As mulheres e a revolução inacabada

As dimensões culturais do poder favorecem a manutenção das desigualdades de género na sociedade portuguesa.

Não esperaria que, em 2014, quatro décadas após a transição para a democracia, os meios de comunicação social persistissem na secular tradição de representar simbolicamente a história como obra masculina. Choca-me esta naturalização da ausência e o esquecimento fácil de personalidades femininas associadas ao devir histórico.

Um exemplo expressivo é o dossier especial da Agência Lusa, disponibilizado online, destinado a assinalar os 40 anos do 25 de Abril. Um documento em atualização, sem dúvida relevante, com artigos sobre a revolução propriamente dita, mas também sobre as evoluções do país nas mais diversas áreas e as perspetivas para o futuro.

Apesar dos seus méritos, confesso que não foi feliz o meu encontro com este trabalho jornalístico sobre a edificação da democracia em Portugal, uma vez que comecei por dele extrair uma conclusão pouco democrática. Entre os “nomes, da ditadura à democracia, que se tornaram incontornáveis na história recente de Portugal”, selecionados pela agência noticiosa, consta uma única mulher.

Trata-se de Maria de Lourdes Pintasilgo, que chefiou, em 1979, o V Governo Constitucional, também conhecido como o “Governo dos 100 dias”. Em 1979, foi absolutamente extraordinária, a nível nacional e internacional, a indigitação de uma mulher para aquela posição, ao ponto de os jornais se confrontarem com dilemas semânticos sobre se deveriam designar o cargo no masculino ou no feminino (prevaleceu a fórmula “senhora primeiro-ministro”).

É uma evidência que, desde então, as mulheres registaram avanços notáveis em diferentes áreas. Mas os meios de comunicação, sempre que silenciam a ação das mulheres, prolongam e legitimam os desequilíbrios de poder que continuam a existir. O próprio campo mediático continua a ser um “clube masculino”, bastando analisar a composição das administrações e das direções editoriais.

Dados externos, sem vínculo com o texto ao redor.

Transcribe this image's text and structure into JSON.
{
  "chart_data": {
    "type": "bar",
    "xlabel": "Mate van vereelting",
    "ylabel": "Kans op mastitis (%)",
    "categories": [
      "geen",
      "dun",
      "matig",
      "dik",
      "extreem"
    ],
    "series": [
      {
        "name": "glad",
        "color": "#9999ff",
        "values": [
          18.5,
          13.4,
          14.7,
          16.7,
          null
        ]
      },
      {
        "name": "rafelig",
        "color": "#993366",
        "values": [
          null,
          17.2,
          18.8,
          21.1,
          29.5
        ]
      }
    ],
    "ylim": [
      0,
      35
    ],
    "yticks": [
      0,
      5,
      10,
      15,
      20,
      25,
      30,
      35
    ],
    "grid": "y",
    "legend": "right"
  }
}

Estes retratos da memória coletiva, por seu turno, influenciam as perceções dos públicos e favorecem a narrativa de que as mulheres são menos capazes e competentes ou mais irrelevantes.

Numa palavra, as dimensões culturais do poder, em que se incluem as representações veiculadas pelos media, favorecem a manutenção das desigualdades de género na sociedade portuguesa, que estão enraizadas, são sistémicas e persistentes. Estas são flagrantes e incompreensíveis nas instituições políticas (bem como, por exemplo, nas administrações das grandes empresas), como mostram os dados estatísticos. Nas 14 eleições legislativas realizadas entre 1975 e 2011, foram eleitos/as para mandato parlamentar 2.945 homens e 428 mulheres (12,7%). A eleição de mulheres alcançou o valor mais elevado de sempre, 27,4%, nas legislativas de 2009, quando pela primeira vez se aplicaram os mecanismos da paridade de género neste tipo de sufrágio (em 2011, este indicador recuou um ponto percentual). A presença feminina nos executivos governamentais alcançou o nível mais elevado (18,9%) no 18.º Governo (2009-2011), de José Sócrates.

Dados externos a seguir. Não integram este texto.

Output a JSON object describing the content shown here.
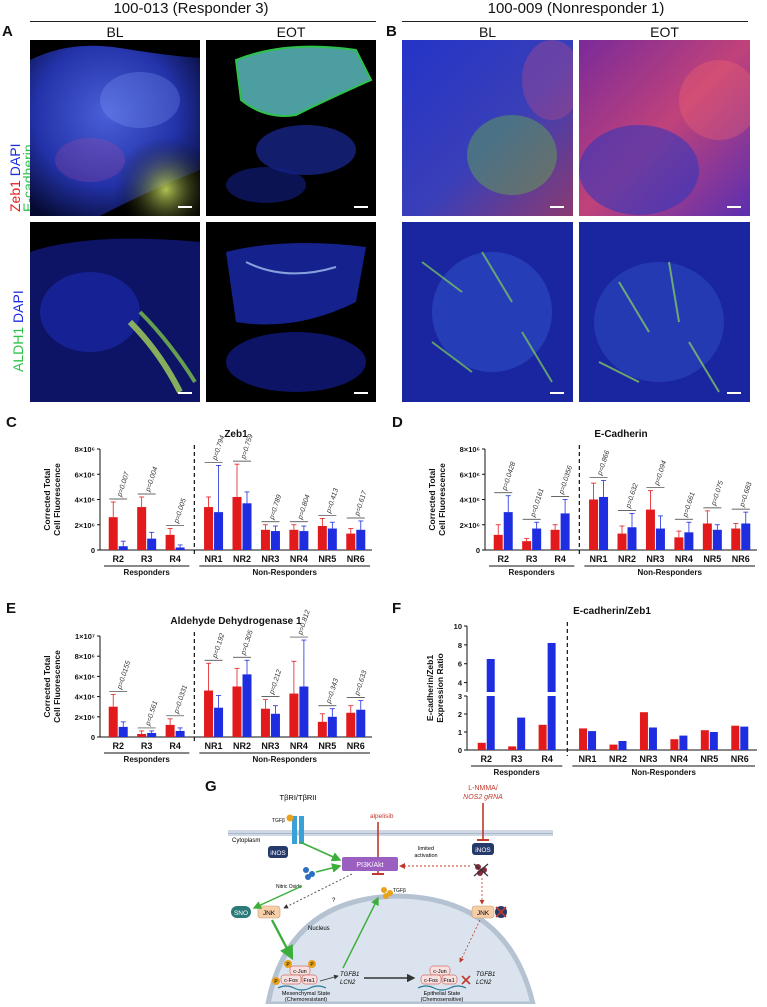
{
  "figure": {
    "group_left": "100-013 (Responder 3)",
    "group_right": "100-009 (Nonresponder 1)",
    "panel_A": "A",
    "panel_B": "B",
    "panel_C": "C",
    "panel_D": "D",
    "panel_E": "E",
    "panel_F": "F",
    "panel_G": "G",
    "col_bl": "BL",
    "col_eot": "EOT",
    "row1_label": {
      "red": "Zeb1",
      "blue": "DAPI",
      "green": "E-cadherin"
    },
    "row2_label": {
      "green": "ALDH1",
      "blue": "DAPI"
    },
    "scale_bar": "100 µm",
    "colors": {
      "red": "#e31a1c",
      "blue": "#1f2de0",
      "green": "#2ec24a"
    }
  },
  "chart_data": [
    {
      "id": "C",
      "type": "bar",
      "title": "Zeb1",
      "ylabel": "Corrected Total Cell Fluorescence",
      "ylim": [
        0,
        8000000
      ],
      "yticks": [
        "0",
        "2×10⁶",
        "4×10⁶",
        "6×10⁶",
        "8×10⁶"
      ],
      "categories": [
        "R2",
        "R3",
        "R4",
        "NR1",
        "NR2",
        "NR3",
        "NR4",
        "NR5",
        "NR6"
      ],
      "groups": [
        "Responders",
        "Non-Responders"
      ],
      "series": [
        {
          "color": "#e31a1c",
          "values": [
            2600000,
            3400000,
            1200000,
            3400000,
            4200000,
            1600000,
            1600000,
            1900000,
            1300000
          ],
          "err": [
            1200000,
            800000,
            500000,
            800000,
            2600000,
            400000,
            400000,
            600000,
            400000
          ]
        },
        {
          "color": "#1f2de0",
          "values": [
            300000,
            900000,
            200000,
            3000000,
            3700000,
            1500000,
            1500000,
            1700000,
            1600000
          ],
          "err": [
            400000,
            500000,
            200000,
            3700000,
            900000,
            400000,
            400000,
            500000,
            700000
          ]
        }
      ],
      "pvalues": [
        "p=0.007",
        "p=0.004",
        "p=0.005",
        "p=0.794",
        "p=0.759",
        "p=0.789",
        "p=0.804",
        "p=0.413",
        "p=0.617"
      ]
    },
    {
      "id": "D",
      "type": "bar",
      "title": "E-Cadherin",
      "ylabel": "Corrected Total Cell Fluorescence",
      "ylim": [
        0,
        8000000
      ],
      "yticks": [
        "0",
        "2×10⁶",
        "4×10⁶",
        "6×10⁶",
        "8×10⁶"
      ],
      "categories": [
        "R2",
        "R3",
        "R4",
        "NR1",
        "NR2",
        "NR3",
        "NR4",
        "NR5",
        "NR6"
      ],
      "groups": [
        "Responders",
        "Non-Responders"
      ],
      "series": [
        {
          "color": "#e31a1c",
          "values": [
            1200000,
            700000,
            1600000,
            4000000,
            1300000,
            3200000,
            1000000,
            2100000,
            1700000
          ],
          "err": [
            800000,
            200000,
            400000,
            1300000,
            600000,
            1500000,
            500000,
            1000000,
            400000
          ]
        },
        {
          "color": "#1f2de0",
          "values": [
            3000000,
            1700000,
            2900000,
            4200000,
            1800000,
            1700000,
            1400000,
            1600000,
            2100000
          ],
          "err": [
            1300000,
            500000,
            1100000,
            1300000,
            1100000,
            1000000,
            800000,
            400000,
            900000
          ]
        }
      ],
      "pvalues": [
        "p=0.0428",
        "p=0.0161",
        "p=0.0356",
        "p=0.866",
        "p=0.632",
        "p=0.094",
        "p=0.661",
        "p=0.075",
        "p=0.683"
      ]
    },
    {
      "id": "E",
      "type": "bar",
      "title": "Aldehyde Dehydrogenase 1",
      "ylabel": "Corrected Total Cell Fluorescence",
      "ylim": [
        0,
        10000000
      ],
      "yticks": [
        "0",
        "2×10⁶",
        "4×10⁶",
        "6×10⁶",
        "8×10⁶",
        "1×10⁷"
      ],
      "categories": [
        "R2",
        "R3",
        "R4",
        "NR1",
        "NR2",
        "NR3",
        "NR4",
        "NR5",
        "NR6"
      ],
      "groups": [
        "Responders",
        "Non-Responders"
      ],
      "series": [
        {
          "color": "#e31a1c",
          "values": [
            3000000,
            300000,
            1200000,
            4600000,
            5000000,
            2800000,
            4300000,
            1500000,
            2400000
          ],
          "err": [
            1200000,
            300000,
            600000,
            2700000,
            1800000,
            900000,
            3200000,
            800000,
            700000
          ]
        },
        {
          "color": "#1f2de0",
          "values": [
            1000000,
            400000,
            600000,
            2900000,
            6200000,
            2300000,
            5000000,
            2000000,
            2700000
          ],
          "err": [
            500000,
            200000,
            300000,
            1200000,
            1400000,
            800000,
            4600000,
            800000,
            900000
          ]
        }
      ],
      "pvalues": [
        "p=0.0155",
        "p=0.561",
        "p=0.0331",
        "p=0.192",
        "p=0.305",
        "p=0.212",
        "p=0.812",
        "p=0.343",
        "p=0.633"
      ]
    },
    {
      "id": "F",
      "type": "bar",
      "title": "E-cadherin/Zeb1",
      "ylabel": "E-cadherin/Zeb1 Expression Ratio",
      "ylim": [
        0,
        10
      ],
      "yticks": [
        "0",
        "1",
        "2",
        "3",
        "4",
        "6",
        "8",
        "10"
      ],
      "categories": [
        "R2",
        "R3",
        "R4",
        "NR1",
        "NR2",
        "NR3",
        "NR4",
        "NR5",
        "NR6"
      ],
      "groups": [
        "Responders",
        "Non-Responders"
      ],
      "series": [
        {
          "color": "#e31a1c",
          "values": [
            0.4,
            0.2,
            1.4,
            1.2,
            0.3,
            2.1,
            0.6,
            1.1,
            1.35
          ]
        },
        {
          "color": "#1f2de0",
          "values": [
            6.5,
            1.8,
            8.2,
            1.05,
            0.5,
            1.25,
            0.8,
            1.0,
            1.3
          ]
        }
      ]
    }
  ],
  "diagram": {
    "receptor": "TβRI/TβRII",
    "tgfb": "TGFβ",
    "cytoplasm": "Cytoplasm",
    "nucleus": "Nucleus",
    "alpelisib": "alpelisib",
    "inhibitor_line1": "L-NMMA/",
    "inhibitor_line2": "NOS2 gRNA",
    "inos_left": "iNOS",
    "inos_right": "iNOS",
    "nitric_oxide": "Nitric Oxide",
    "pi3k": "PI3K/Akt",
    "limited1": "limited",
    "limited2": "activation",
    "question": "?",
    "sno": "SNO",
    "jnk_left": "JNK",
    "jnk_right": "JNK",
    "p_mark": "P",
    "cjun": "c-Jun",
    "cfos": "c-Fos",
    "fra1": "Fra1",
    "tgfb1": "TGFB1",
    "lcn2": "LCN2",
    "mes1": "Mesenchymal State",
    "mes2": "(Chemoresistant)",
    "epi1": "Epithelial State",
    "epi2": "(Chemosensitive)",
    "colors": {
      "green_arrow": "#3cae3c",
      "inhibit_red": "#c0392b",
      "pi3k_purple": "#9b5fc0",
      "inos_navy": "#253a6b",
      "sno_teal": "#2b7a78",
      "jnk_peach": "#f6cfa8"
    }
  }
}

Nos últimos 40 anos, também tem sido lenta a progressão das mulheres nos lugares hierarquicamente mais elevados da política – que, por seu turno, garantem maior notoriedade mediática, à luz dos critérios editoriais dominantes nas redações. Com efeito, apenas uma mulher alcançou a posição de primeira-ministra – daí decorre a sua inclusão pela Lusa na galeria dos “nomes incontornáveis”. A proporção de ministras é residual, somando, de 1976 a 2011, apenas 27 mulheres (7,1%) contra 353 homens. Na Assembleia da República, desde 1975, apenas quatro mulheres exerceram a função de vice-presidente e cinco foram líderes das bancadas parlamentares. Remonta a 2011 a eleição da primeira mulher como presidente do Parlamento. A liderança dos partidos políticos é assegurada sobretudo por homens, quadro quebrado apenas pontualmente. Manuela Ferreira Leite foi líder do PSD entre 2008 e 2010; em 2011, Maria de Belém Roseira assumiu a presidência do PS; em 2012, o BE elegeu uma coordenação bicéfala e paritária, composta por Catarina Martins e João Semedo.

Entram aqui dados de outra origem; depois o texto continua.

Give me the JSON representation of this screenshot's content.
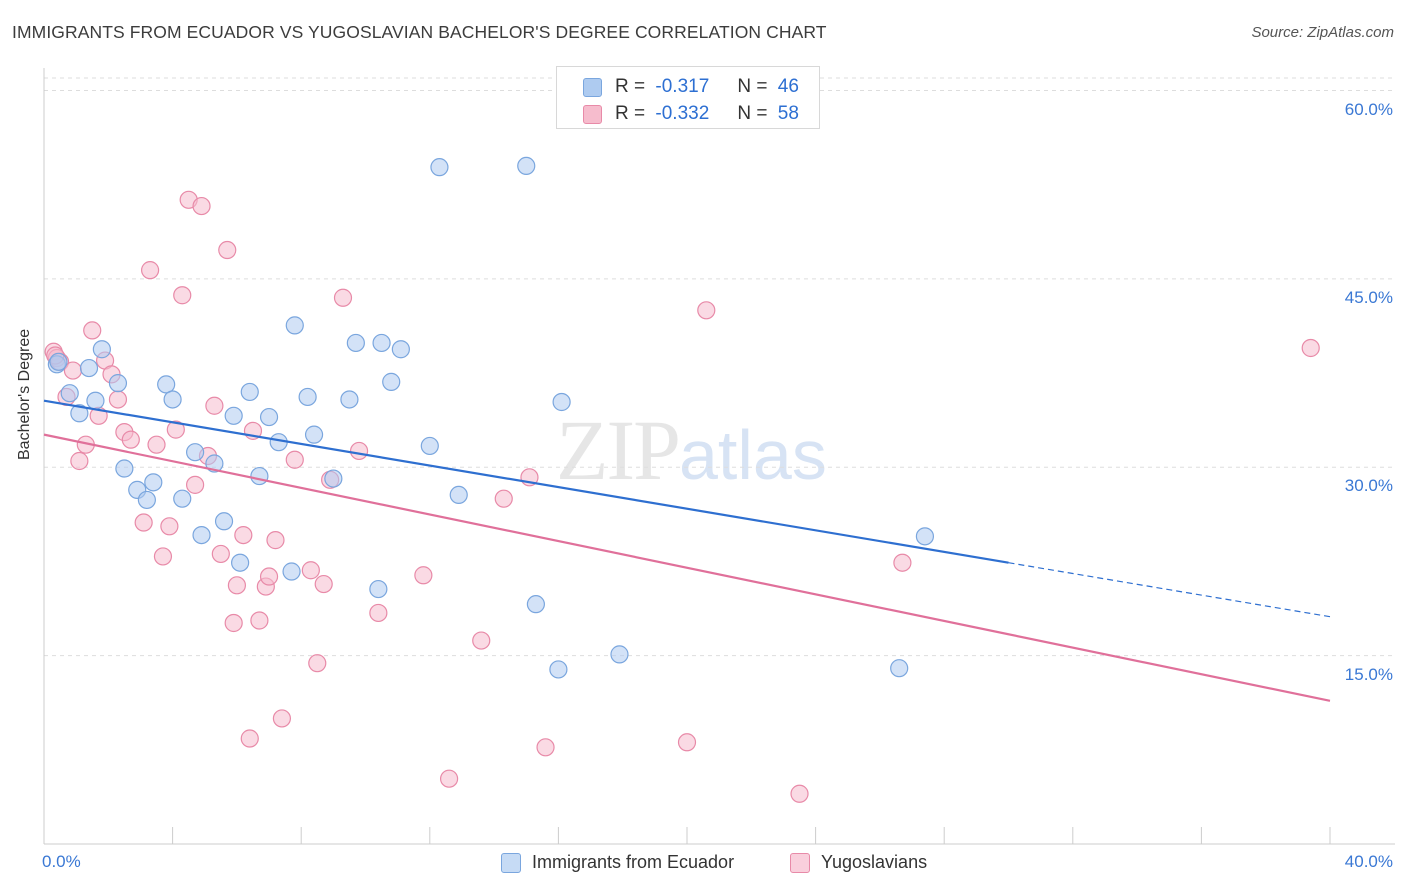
{
  "title": "IMMIGRANTS FROM ECUADOR VS YUGOSLAVIAN BACHELOR'S DEGREE CORRELATION CHART",
  "source": "Source: ZipAtlas.com",
  "watermark": {
    "zip": "ZIP",
    "atlas": "atlas"
  },
  "colors": {
    "blue_fill": "#aecbf0",
    "blue_stroke": "#7aa6de",
    "blue_line": "#2e6fd0",
    "pink_fill": "#f6bccd",
    "pink_stroke": "#e88aa8",
    "pink_line": "#e0709a",
    "axis_text": "#3a78d4",
    "grid": "#dddddd"
  },
  "legend_top": {
    "rows": [
      {
        "r_label": "R =",
        "r_value": "-0.317",
        "n_label": "N =",
        "n_value": "46"
      },
      {
        "r_label": "R =",
        "r_value": "-0.332",
        "n_label": "N =",
        "n_value": "58"
      }
    ]
  },
  "legend_bottom": [
    "Immigrants from Ecuador",
    "Yugoslavians"
  ],
  "chart_data": {
    "type": "scatter",
    "title": "IMMIGRANTS FROM ECUADOR VS YUGOSLAVIAN BACHELOR'S DEGREE CORRELATION CHART",
    "xlabel": "",
    "ylabel": "Bachelor's Degree",
    "xlim": [
      0,
      40
    ],
    "ylim": [
      0,
      61
    ],
    "x_tick_labels": [
      "0.0%",
      "40.0%"
    ],
    "y_ticks": [
      15,
      30,
      45,
      60
    ],
    "y_tick_labels": [
      "15.0%",
      "30.0%",
      "45.0%",
      "60.0%"
    ],
    "grid": true,
    "legend_placement": "bottom",
    "series": [
      {
        "name": "Immigrants from Ecuador",
        "points": [
          [
            0.4,
            38.2
          ],
          [
            0.8,
            35.9
          ],
          [
            1.1,
            34.3
          ],
          [
            1.4,
            37.9
          ],
          [
            1.6,
            35.3
          ],
          [
            1.8,
            39.4
          ],
          [
            2.3,
            36.7
          ],
          [
            2.5,
            29.9
          ],
          [
            2.9,
            28.2
          ],
          [
            3.2,
            27.4
          ],
          [
            3.4,
            28.8
          ],
          [
            3.8,
            36.6
          ],
          [
            4.0,
            35.4
          ],
          [
            4.3,
            27.5
          ],
          [
            4.7,
            31.2
          ],
          [
            4.9,
            24.6
          ],
          [
            5.3,
            30.3
          ],
          [
            5.6,
            25.7
          ],
          [
            5.9,
            34.1
          ],
          [
            6.1,
            22.4
          ],
          [
            6.4,
            36.0
          ],
          [
            6.7,
            29.3
          ],
          [
            7.0,
            34.0
          ],
          [
            7.3,
            32.0
          ],
          [
            7.7,
            21.7
          ],
          [
            7.8,
            41.3
          ],
          [
            8.2,
            35.6
          ],
          [
            8.4,
            32.6
          ],
          [
            9.0,
            29.1
          ],
          [
            9.5,
            35.4
          ],
          [
            9.7,
            39.9
          ],
          [
            10.4,
            20.3
          ],
          [
            10.5,
            39.9
          ],
          [
            10.8,
            36.8
          ],
          [
            11.1,
            39.4
          ],
          [
            12.0,
            31.7
          ],
          [
            12.3,
            53.9
          ],
          [
            12.9,
            27.8
          ],
          [
            15.0,
            54.0
          ],
          [
            15.3,
            19.1
          ],
          [
            16.0,
            13.9
          ],
          [
            16.1,
            35.2
          ],
          [
            17.9,
            15.1
          ],
          [
            26.6,
            14.0
          ],
          [
            27.4,
            24.5
          ],
          [
            0.45,
            38.4
          ]
        ]
      },
      {
        "name": "Yugoslavians",
        "points": [
          [
            0.3,
            39.2
          ],
          [
            0.4,
            38.7
          ],
          [
            0.5,
            38.4
          ],
          [
            0.7,
            35.6
          ],
          [
            0.9,
            37.7
          ],
          [
            1.1,
            30.5
          ],
          [
            1.3,
            31.8
          ],
          [
            1.5,
            40.9
          ],
          [
            1.7,
            34.1
          ],
          [
            1.9,
            38.5
          ],
          [
            2.1,
            37.4
          ],
          [
            2.3,
            35.4
          ],
          [
            2.5,
            32.8
          ],
          [
            2.7,
            32.2
          ],
          [
            3.1,
            25.6
          ],
          [
            3.3,
            45.7
          ],
          [
            3.5,
            31.8
          ],
          [
            3.7,
            22.9
          ],
          [
            3.9,
            25.3
          ],
          [
            4.1,
            33.0
          ],
          [
            4.3,
            43.7
          ],
          [
            4.5,
            51.3
          ],
          [
            4.7,
            28.6
          ],
          [
            4.9,
            50.8
          ],
          [
            5.1,
            30.9
          ],
          [
            5.3,
            34.9
          ],
          [
            5.5,
            23.1
          ],
          [
            5.7,
            47.3
          ],
          [
            5.9,
            17.6
          ],
          [
            6.0,
            20.6
          ],
          [
            6.2,
            24.6
          ],
          [
            6.4,
            8.4
          ],
          [
            6.5,
            32.9
          ],
          [
            6.7,
            17.8
          ],
          [
            6.9,
            20.5
          ],
          [
            7.0,
            21.3
          ],
          [
            7.2,
            24.2
          ],
          [
            7.4,
            10.0
          ],
          [
            7.8,
            30.6
          ],
          [
            8.3,
            21.8
          ],
          [
            8.5,
            14.4
          ],
          [
            8.7,
            20.7
          ],
          [
            8.9,
            29.0
          ],
          [
            9.3,
            43.5
          ],
          [
            9.8,
            31.3
          ],
          [
            10.4,
            18.4
          ],
          [
            11.8,
            21.4
          ],
          [
            12.6,
            5.2
          ],
          [
            13.6,
            16.2
          ],
          [
            14.3,
            27.5
          ],
          [
            15.1,
            29.2
          ],
          [
            15.6,
            7.7
          ],
          [
            20.0,
            8.1
          ],
          [
            20.6,
            42.5
          ],
          [
            23.5,
            4.0
          ],
          [
            26.7,
            22.4
          ],
          [
            39.4,
            39.5
          ],
          [
            0.35,
            38.9
          ]
        ]
      }
    ],
    "trend_lines": [
      {
        "series": "Immigrants from Ecuador",
        "x": [
          0,
          30
        ],
        "y": [
          35.3,
          22.4
        ],
        "dashed_to": [
          40,
          18.1
        ]
      },
      {
        "series": "Yugoslavians",
        "x": [
          0,
          40
        ],
        "y": [
          32.6,
          11.4
        ]
      }
    ]
  }
}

Os meios de comunicação podem desafiar este estado de coisas? É evidente que sim! Em particular numa data com forte simbolismo democrático como os 40 anos do 25 de Abril, será expectável o reconhecimento do contributo das mulheres para a construção da democracia e do caráter inacabado da revolução no que se refere à igualdade de género em todas as esferas. Malgrado as insuficiências e falhas do sistema, não espero que seja afinal apresentada como incontornável uma desigualdade que empobrece a cidadania e a vivência democrática.